3. Support vector machines. Define decision boundaries based on support vectors and can model non-linear patterns.

How good is a machine learning model?

Assessing model performance is essential to determine whether predictions will generalize to unseen data.

1. Error rate: Fraction of incorrectly classified observations.
2. Sensitivity and specificity: Robust measures for imbalanced datasets.
3. ROC-AUC: Evaluates performance across classification thresholds.

Importantly, training data must never be used to assess performance. Independent validation or cross-validation is required.

Why do you need cross-validation?

Cross-validation evaluates model performance using data not seen during training by repeatedly splitting data into training and test folds.

This provides a more honest estimate of how a model will perform in real-world scenarios.

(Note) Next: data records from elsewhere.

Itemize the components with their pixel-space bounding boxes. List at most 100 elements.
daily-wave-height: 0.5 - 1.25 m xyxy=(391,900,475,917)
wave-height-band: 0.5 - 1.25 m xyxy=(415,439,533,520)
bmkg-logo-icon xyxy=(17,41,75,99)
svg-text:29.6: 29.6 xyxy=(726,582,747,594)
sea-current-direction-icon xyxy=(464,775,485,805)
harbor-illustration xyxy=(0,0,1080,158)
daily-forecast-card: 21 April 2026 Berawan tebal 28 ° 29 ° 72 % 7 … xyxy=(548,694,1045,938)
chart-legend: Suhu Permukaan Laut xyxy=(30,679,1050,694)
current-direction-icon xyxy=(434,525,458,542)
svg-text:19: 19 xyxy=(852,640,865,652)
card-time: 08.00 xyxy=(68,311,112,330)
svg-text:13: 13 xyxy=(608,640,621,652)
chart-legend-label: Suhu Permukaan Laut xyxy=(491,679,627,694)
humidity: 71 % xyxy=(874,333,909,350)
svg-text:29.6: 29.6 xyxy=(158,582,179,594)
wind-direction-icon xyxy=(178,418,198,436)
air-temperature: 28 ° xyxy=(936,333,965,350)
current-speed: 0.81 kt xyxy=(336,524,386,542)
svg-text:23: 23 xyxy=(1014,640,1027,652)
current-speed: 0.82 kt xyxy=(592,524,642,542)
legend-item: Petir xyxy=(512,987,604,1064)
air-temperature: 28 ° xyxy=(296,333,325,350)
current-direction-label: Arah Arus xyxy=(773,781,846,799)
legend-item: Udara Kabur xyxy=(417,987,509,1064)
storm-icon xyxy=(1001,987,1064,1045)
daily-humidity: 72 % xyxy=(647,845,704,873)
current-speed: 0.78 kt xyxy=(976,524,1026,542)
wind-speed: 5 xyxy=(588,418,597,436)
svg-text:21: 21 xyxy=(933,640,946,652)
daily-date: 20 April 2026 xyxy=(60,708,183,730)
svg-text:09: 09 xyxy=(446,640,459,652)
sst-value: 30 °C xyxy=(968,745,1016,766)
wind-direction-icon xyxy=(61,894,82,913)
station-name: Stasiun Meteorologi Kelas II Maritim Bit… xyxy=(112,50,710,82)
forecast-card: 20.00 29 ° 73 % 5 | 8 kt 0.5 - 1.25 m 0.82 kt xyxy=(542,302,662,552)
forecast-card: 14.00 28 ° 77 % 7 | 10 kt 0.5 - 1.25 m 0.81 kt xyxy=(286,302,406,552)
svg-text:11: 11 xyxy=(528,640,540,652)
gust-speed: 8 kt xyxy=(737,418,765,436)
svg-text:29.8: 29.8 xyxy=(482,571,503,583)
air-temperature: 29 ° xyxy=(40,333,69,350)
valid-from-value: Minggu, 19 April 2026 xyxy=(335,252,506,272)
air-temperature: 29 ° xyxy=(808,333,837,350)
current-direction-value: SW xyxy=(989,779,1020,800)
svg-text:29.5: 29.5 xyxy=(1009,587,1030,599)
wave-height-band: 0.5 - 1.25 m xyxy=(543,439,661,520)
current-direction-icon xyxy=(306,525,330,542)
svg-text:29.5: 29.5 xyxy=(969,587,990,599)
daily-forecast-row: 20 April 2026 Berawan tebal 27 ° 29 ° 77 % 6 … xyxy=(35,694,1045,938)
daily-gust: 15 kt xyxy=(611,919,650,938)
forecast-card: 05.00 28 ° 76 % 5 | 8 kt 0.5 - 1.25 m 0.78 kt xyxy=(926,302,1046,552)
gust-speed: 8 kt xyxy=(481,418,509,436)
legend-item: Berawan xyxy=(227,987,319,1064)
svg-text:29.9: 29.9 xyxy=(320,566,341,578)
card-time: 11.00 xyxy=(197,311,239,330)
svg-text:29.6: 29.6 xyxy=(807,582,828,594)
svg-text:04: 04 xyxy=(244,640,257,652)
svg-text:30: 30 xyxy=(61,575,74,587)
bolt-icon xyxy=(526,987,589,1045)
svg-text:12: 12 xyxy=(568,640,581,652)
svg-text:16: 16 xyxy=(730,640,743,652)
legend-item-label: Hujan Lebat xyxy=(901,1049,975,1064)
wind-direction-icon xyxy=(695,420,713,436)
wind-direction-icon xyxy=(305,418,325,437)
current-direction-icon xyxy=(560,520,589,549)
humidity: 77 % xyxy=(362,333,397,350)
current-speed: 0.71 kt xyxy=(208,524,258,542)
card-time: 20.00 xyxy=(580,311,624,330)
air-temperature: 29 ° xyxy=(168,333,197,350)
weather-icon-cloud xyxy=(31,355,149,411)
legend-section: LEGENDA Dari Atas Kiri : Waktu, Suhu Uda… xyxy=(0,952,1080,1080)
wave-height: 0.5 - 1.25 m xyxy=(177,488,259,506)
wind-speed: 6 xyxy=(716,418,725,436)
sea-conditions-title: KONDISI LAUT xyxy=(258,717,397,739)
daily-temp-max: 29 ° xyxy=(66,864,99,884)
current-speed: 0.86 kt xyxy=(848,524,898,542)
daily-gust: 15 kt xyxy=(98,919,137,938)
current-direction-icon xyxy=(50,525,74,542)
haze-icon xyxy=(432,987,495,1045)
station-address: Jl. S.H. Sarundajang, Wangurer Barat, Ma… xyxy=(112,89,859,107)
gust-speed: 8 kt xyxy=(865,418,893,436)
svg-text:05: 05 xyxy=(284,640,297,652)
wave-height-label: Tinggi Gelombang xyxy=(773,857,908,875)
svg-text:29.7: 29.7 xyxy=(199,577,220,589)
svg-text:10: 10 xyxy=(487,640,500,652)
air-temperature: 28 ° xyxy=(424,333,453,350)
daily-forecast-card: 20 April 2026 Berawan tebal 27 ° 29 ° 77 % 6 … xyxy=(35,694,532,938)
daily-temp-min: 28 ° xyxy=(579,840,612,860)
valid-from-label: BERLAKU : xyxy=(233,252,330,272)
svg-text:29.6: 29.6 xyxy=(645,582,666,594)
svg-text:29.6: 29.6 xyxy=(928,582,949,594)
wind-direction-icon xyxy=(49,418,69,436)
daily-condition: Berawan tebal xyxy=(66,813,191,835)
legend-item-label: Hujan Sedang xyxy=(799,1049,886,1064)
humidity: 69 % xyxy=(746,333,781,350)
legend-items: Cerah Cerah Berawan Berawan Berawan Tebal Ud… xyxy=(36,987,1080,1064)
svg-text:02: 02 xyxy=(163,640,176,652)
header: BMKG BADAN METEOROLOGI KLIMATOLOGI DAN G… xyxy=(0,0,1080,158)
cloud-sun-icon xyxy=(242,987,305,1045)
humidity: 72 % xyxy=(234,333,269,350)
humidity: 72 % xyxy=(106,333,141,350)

How to build good machine learning models?

1. Avoid confounded data.
2. Use training data close to the intended application scenario.
3. Prefer simpler models when possible.
4. Use feature selection for high-dimensional data.
5. Validate models on independent datasets.
6. Check predictions for residual confounding.

Why can machine learning be challenging?

1. Low signal-to-noise ratio in input data.
2. Training data not representative of real-world use.
3. Noisy outcome variables.
4. Data access and privacy constraints.

How to get started with machine learning?

Hands-on practice is essential. R and Python are widely used languages with extensive machine learning libraries and strong community support.

By gaining experience with real data and proper validation strategies, you can build a solid foundation for applying machine learning responsibly.